Após a Segunda Guerra Mundial, essa declaração foi acrescida de outras informações
pela Organização das Nações Unidas que, também, criou um fundo emergencial para
cuidar das crianças vítimas da guerra, o qual posteriormente deu origem ao
Fundo das Nações Unidas para a Infância (UNICEF) 2
que é regido pela Convenção dos Direitos da Criança, a qual foi adotada pela
Assembleia Geral nas Nações Unidas em 20 de Novembro de 1989 e ratificada por
Portugal em 21 de Setembro de 1990 3. Nada de
trabalho pesado e/ou remunerado. Criança tem que ir para escola. Criança tem
que brincar. Criança tem que se divertir. Criança tem que se alimentar. Criança
tem que ser cuidada. Criança tem que ser feliz. Desde então, crianças de todo o
mundo buscam se beneficiar desse direito para poderem ser crianças ao pé da
letra, como se diz.
Mas, observando com um pouco de atenção,
percebemos que apesar dos esforços de muitos, o fenômeno da adultização ainda
persiste, em pleno século XXI. Claro que em outras formas e contextos; mas, ela
está aí construindo os seus estragos sociais. No caso do Brasil, desafiando o próprio
Estatuto da Criança e do Adolescente (Lei nº.
8069, de 13/07/1990) 4.
De um modo geral, a adultização das
crianças na contemporaneidade está visivelmente direcionada a uma capitalização
ou mercantilização infantil.

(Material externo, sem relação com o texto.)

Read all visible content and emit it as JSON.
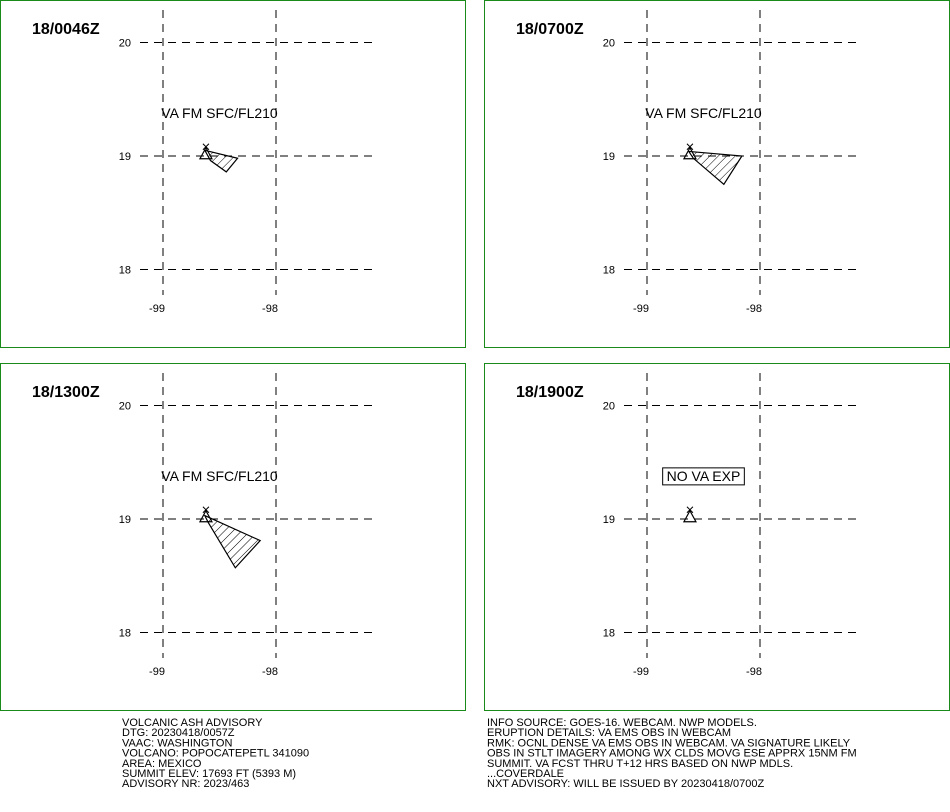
{
  "panels": [
    {
      "time": "18/0046Z",
      "label": "VA FM SFC/FL210",
      "ash": [
        [
          -98.63,
          19.05
        ],
        [
          -98.34,
          18.98
        ],
        [
          -98.44,
          18.86
        ],
        [
          -98.58,
          18.96
        ]
      ]
    },
    {
      "time": "18/0700Z",
      "label": "VA FM SFC/FL210",
      "ash": [
        [
          -98.63,
          19.04
        ],
        [
          -98.16,
          19.0
        ],
        [
          -98.32,
          18.75
        ],
        [
          -98.59,
          18.98
        ]
      ]
    },
    {
      "time": "18/1300Z",
      "label": "VA FM SFC/FL210",
      "ash": [
        [
          -98.63,
          19.03
        ],
        [
          -98.14,
          18.81
        ],
        [
          -98.36,
          18.57
        ],
        [
          -98.6,
          18.97
        ]
      ]
    },
    {
      "time": "18/1900Z",
      "label": "NO VA EXP"
    }
  ],
  "volcano": [
    -98.62,
    19.02
  ],
  "lat_ticks": [
    20,
    19,
    18
  ],
  "lon_ticks": [
    -99,
    -98
  ],
  "advisory_left": [
    "VOLCANIC ASH ADVISORY",
    "DTG: 20230418/0057Z",
    "VAAC: WASHINGTON",
    "VOLCANO: POPOCATEPETL 341090",
    "AREA: MEXICO",
    "SUMMIT ELEV: 17693 FT (5393 M)",
    "ADVISORY NR: 2023/463"
  ],
  "advisory_right": [
    "INFO SOURCE: GOES-16. WEBCAM. NWP MODELS.",
    "ERUPTION DETAILS: VA EMS OBS IN WEBCAM",
    "RMK: OCNL DENSE VA EMS OBS IN WEBCAM. VA SIGNATURE LIKELY",
    "OBS IN STLT IMAGERY AMONG WX CLDS MOVG ESE APPRX 15NM FM",
    "SUMMIT. VA FCST THRU T+12 HRS BASED ON NWP MDLS.",
    "...COVERDALE",
    "NXT ADVISORY: WILL BE ISSUED BY 20230418/0700Z"
  ]
}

Elas estão sendo expostas de diversas formas, à
revelia de sua própria vontade, a situações que geram lucro aos pais e/ou responsáveis.

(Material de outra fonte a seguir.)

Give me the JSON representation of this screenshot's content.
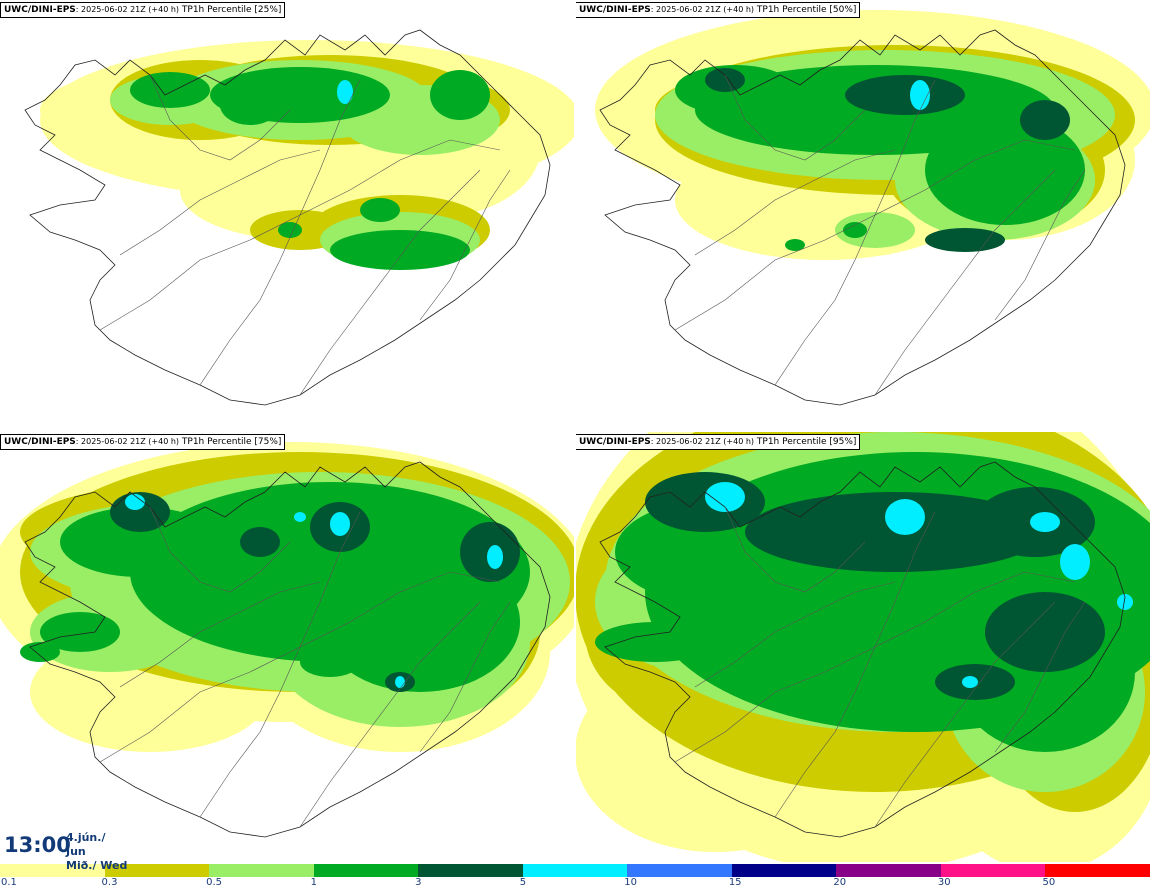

Vestidas (os) com as últimas tendências da moda, elas se tornam ícones nas suas
redes sociais e ampliam o número de seguidores virtuais. Participam de concursos
de beleza ou peneiras desportivas e se submetem a exaustivas horas de preparação.
São muitos os exemplos desse processo, aparentemente normal; já que, conta com
a anuência dos pais ou responsáveis.
Ora, mas não bastasse o
enriquecimento presente nas entrelinhas desse processo, a deformação psicoemocional
que se esconde nessa negligência de cuidados à criança é algo muito grave. Na medida
em que elas reproduzem a realidade do adulto, elas passam a sofrer os mesmos
impactos. Um exemplo disso é a própria violência e o bullying. Geralmente, eles
são desdobramentos dos discursos e comportamentos que aquela criança presencia
entre pessoas mais próximas e ela traz para o seu contexto escolar.

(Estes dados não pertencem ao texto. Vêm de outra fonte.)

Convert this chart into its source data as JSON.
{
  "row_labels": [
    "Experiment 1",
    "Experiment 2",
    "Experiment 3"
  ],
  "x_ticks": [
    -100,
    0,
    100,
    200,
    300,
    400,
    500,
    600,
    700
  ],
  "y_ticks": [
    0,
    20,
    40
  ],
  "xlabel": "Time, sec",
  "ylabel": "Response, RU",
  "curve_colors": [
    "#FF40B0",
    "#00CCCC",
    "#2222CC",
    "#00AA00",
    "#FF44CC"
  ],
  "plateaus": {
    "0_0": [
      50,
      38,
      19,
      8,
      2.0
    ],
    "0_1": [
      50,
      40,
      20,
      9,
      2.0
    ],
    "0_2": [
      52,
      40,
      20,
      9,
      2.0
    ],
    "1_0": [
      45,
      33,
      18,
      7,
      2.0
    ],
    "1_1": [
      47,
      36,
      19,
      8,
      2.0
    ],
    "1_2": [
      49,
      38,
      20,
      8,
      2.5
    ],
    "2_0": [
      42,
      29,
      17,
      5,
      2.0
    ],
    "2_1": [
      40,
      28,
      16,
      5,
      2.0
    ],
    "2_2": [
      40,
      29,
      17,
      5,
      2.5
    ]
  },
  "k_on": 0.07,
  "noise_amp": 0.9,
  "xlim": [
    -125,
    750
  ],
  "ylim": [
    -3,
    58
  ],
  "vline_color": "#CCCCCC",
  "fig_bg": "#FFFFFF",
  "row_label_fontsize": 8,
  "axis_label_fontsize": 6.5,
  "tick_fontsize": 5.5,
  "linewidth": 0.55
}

Essa uma questão fundamental,
porque a adultização infantil não diz respeito só a uma classe ou segmento
social. Cada grupo traz um viés desse problema para a sua realidade e impacta
de maneira contundente o restante. Então, nesse espectro, a criança muito
exposta vai ter que lidar com sentimentos e comportamentos para os quais ela,
geralmente, ainda não está pronta. É por
isso que afloram nelas sintomas como ansiedade, Síndrome do Pânico, Transtornos
Alimentares, Depressão e, lamentavelmente, tentativas de suicídio.
Estamos sempre a dizer que as
crianças são o futuro; mas, se não somos capazes de protegê-las e respeitar-lhes
os direitos fundamentais, a que futuro estamos nos referindo? Quais as nossas expectativas
de futuro? Em um mundo que já vive sob uma atmosfera tão hostil, tão difícil de
enfrentar, as crianças parecem cada vez mais vulneráveis aos horrores criados
pela própria sociedade e não se trata apenas de questões de guerra bélica. A adultização
tem retirado delas o direito de construir e consolidar a sua identidade, porque
estão submetidas aos domínios das identidades de terceiros e, talvez, esteja
nisso uma explicação para que tantos jovens sintam-se perdidos, desorientados,
sem saber que caminho seguir. Por isso, independente se você tenha ou não filhos
pense que você vive em sociedade e desse modo, não lhe cabe, em nenhuma hipótese,
negar a sua responsabilidade cidadã com a infância; pelo menos, pensar a
respeito. O próximo dia 12/10 é feriado, então aproveite e assista ao documentário
“O começo da Vida” 5,
da diretora Estela Renner, com o apoio do UNICEF, e reveja os seus conceitos, teça
conexões e reflexões sobre o que acontece bem debaixo do seu nariz.